The minimization equations, ∂αΣ = ∂βΣ = 0, give

$${\alpha }^{2}=\frac{{\mathbb{E}}\left[{y}^{2}\right]-{\mathbb{E}}{\left[y\right]}^{2}}{{\mathbb{E}}\left[{x}^{2}\right]-{\mathbb{E}}{\left[x\right]}^{2}}\,\,,\,\,\beta ={\mathbb{E}}\left[y\right]-\alpha {\mathbb{E}}\left[x\right],$$
(12)

where \({{\mathbb{E}}\left[g(x,\,y)\right]=\frac{1}{N}\mathop{\sum }\nolimits_{i = 1}^{N}g({x}_{i},\,{y}_{i})}\). The sign of α is the same as the sign of the correlation between x and y. A further benefit of RMA compared to other methods, such as LS or effective variance (EV) (both discussed in Supplementary Section IVB), is that the fit is invariant under an interchange of variables, y(x) versus x(y). Moreover, RMA is also invariant under any scale change of the variables, so is not sensitive to the values of σx and σy, at variance with other methods.
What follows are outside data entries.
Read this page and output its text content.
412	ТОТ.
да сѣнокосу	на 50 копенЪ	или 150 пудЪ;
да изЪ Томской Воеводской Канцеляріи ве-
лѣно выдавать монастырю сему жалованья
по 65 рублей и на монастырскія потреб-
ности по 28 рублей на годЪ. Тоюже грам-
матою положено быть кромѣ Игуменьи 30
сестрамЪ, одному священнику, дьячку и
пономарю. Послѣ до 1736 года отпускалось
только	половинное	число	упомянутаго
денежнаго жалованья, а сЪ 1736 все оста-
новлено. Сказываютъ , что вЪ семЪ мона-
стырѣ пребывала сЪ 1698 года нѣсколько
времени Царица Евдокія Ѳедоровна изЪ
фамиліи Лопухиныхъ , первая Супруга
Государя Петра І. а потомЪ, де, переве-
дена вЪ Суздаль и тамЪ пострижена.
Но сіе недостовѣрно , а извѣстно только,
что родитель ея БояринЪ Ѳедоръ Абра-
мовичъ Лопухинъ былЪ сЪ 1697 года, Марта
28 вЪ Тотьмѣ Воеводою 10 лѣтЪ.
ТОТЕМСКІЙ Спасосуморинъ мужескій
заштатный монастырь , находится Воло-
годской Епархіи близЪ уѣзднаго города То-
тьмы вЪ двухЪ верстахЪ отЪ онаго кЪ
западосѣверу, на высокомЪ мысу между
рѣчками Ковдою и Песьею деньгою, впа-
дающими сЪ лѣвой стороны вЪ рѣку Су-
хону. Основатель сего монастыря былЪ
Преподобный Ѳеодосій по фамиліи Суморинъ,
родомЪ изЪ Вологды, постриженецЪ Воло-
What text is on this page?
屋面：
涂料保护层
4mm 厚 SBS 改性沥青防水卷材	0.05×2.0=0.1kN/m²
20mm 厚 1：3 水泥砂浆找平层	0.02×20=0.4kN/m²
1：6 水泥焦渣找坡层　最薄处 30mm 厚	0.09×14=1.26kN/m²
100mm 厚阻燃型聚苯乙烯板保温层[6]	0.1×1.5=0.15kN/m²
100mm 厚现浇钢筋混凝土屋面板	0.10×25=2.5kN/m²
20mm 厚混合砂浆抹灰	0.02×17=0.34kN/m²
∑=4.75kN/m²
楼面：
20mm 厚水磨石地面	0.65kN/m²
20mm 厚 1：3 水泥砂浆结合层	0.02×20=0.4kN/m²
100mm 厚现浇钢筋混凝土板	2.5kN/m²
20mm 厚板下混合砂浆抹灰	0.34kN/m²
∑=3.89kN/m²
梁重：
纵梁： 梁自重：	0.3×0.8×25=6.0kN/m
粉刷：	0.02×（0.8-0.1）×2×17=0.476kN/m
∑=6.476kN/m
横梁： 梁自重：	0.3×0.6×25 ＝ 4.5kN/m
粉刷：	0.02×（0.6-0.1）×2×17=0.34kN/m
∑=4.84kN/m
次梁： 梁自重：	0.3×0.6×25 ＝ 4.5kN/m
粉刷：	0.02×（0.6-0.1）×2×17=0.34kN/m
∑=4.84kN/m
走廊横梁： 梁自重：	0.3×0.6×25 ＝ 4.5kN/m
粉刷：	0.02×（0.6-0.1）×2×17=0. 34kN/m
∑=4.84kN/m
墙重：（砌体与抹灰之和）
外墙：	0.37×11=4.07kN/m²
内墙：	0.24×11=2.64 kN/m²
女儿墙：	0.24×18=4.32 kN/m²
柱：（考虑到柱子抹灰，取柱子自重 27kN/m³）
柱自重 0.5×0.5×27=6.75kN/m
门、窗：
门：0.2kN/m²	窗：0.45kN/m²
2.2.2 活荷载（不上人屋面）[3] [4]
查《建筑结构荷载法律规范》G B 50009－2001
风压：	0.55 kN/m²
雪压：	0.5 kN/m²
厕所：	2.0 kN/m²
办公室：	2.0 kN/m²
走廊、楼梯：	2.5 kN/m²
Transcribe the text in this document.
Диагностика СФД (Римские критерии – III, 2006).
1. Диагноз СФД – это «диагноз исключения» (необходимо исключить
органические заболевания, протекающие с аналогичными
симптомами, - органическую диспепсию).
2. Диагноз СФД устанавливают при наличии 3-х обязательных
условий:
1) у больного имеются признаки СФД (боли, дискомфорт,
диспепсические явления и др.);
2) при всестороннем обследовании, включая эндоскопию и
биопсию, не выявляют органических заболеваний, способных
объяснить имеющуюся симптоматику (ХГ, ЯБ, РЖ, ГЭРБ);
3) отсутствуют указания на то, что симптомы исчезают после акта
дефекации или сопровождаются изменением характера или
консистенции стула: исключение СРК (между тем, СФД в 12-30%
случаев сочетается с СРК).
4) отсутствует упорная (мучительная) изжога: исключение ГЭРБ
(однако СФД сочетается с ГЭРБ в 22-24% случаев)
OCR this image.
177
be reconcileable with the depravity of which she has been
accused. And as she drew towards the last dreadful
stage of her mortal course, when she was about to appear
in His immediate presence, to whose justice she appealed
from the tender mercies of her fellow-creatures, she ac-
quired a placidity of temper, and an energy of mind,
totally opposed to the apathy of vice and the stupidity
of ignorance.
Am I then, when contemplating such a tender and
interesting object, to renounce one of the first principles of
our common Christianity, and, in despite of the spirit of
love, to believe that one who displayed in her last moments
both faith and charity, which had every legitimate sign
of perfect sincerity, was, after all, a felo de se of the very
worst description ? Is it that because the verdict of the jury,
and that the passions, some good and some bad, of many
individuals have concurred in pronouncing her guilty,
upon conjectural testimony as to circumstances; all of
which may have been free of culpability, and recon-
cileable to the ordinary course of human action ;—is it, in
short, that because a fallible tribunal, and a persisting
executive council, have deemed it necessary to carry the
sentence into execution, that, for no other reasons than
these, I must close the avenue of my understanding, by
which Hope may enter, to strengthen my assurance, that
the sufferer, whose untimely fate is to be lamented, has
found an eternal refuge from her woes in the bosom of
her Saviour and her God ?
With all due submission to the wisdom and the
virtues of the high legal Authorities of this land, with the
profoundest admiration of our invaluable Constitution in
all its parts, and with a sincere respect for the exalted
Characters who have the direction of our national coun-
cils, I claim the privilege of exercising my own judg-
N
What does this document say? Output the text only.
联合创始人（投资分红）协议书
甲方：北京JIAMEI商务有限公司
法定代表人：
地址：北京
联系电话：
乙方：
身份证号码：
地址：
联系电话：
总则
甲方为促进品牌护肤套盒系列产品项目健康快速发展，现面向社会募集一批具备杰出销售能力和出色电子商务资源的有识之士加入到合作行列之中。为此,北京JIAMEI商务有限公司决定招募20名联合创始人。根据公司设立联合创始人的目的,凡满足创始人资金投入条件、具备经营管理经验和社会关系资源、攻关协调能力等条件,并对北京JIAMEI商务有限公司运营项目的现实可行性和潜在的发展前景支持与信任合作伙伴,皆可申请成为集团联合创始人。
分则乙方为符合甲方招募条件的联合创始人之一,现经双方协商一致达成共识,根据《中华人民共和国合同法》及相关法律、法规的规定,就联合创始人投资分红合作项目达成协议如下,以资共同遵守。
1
RMA is the only method, among those in which the fitted coefficient can be expressed in terms of elementary regression coefficients, that obeys both properties above53. In Supplementary Section IVB we also describe the EV regression method, which requires the experimental errors δτ and δξ as an input; we use EV with two different estimates of the (most problematic) experimental error δτ, and obtain results compatible with those of RMA (zexp = 1.32 ± 0.18 and zexp = 1.34 ± 0.18). Given the substantial difficulties in assigning a univocal experimental error on τ to each swarm (Supplementary Section IVA3), we prefer to quote the RMA result zexp = 1.37 ± 0.11—which is error-neutral—as our most confident determination of the exponent.

Numerical simulations

Equations (8) of the microscopic ISM are numerically implemented using the RATTLE algorithm to enforce the constraint |vi(t)| = v0. Simulations are performed in d = 3 in cubic boxes with periodic boundary conditions; the average density is fixed at ρ0 = 1 and the sizes explored are N = 256, 384, 512, 729, 1,024 and 2,048, with N the number of particles. The effective inertia is χ = 1 and the alignment strength is J = 18. The metric interaction range is rc = 1.6, corresponding (at this density) to an average number nc ~ 18 of interacting neighbours. The microscopic spin dissipation is η = 1 and the speed is v0 = 2; this choice of η and v0 ensures that the dynamics is clearly underdamped and active (see main text). The temperature (or noise strength) T serves as control parameter of the order–disorder transition; we explored the interval T [1: 8]. The time step of integration was chosen as dt = 10−4. For each size N we identify a finite-size ‘critical’ point, Tc(N). At every value of T we run five independent samples, initialized with polarized configurations, of length 6 × 105 to 8 × 105 steps, increasing with system size, and we compute the susceptibility χ and take as Tc(N) the point where this quantity reaches a maximum. We measure the correlation length with the inverse of the wavenumber k = 1/ξ, where the static correlation function at this temperature peaks, and we calculate the relaxation time τ of the velocity’s C(k, t), in complete analogy with the analysis of experimental data. This procedure ensures that the systems are always in a near-critical scaling regime, with the correlation length scaling linearly with the linear system’s size L (Supplementary Section VB).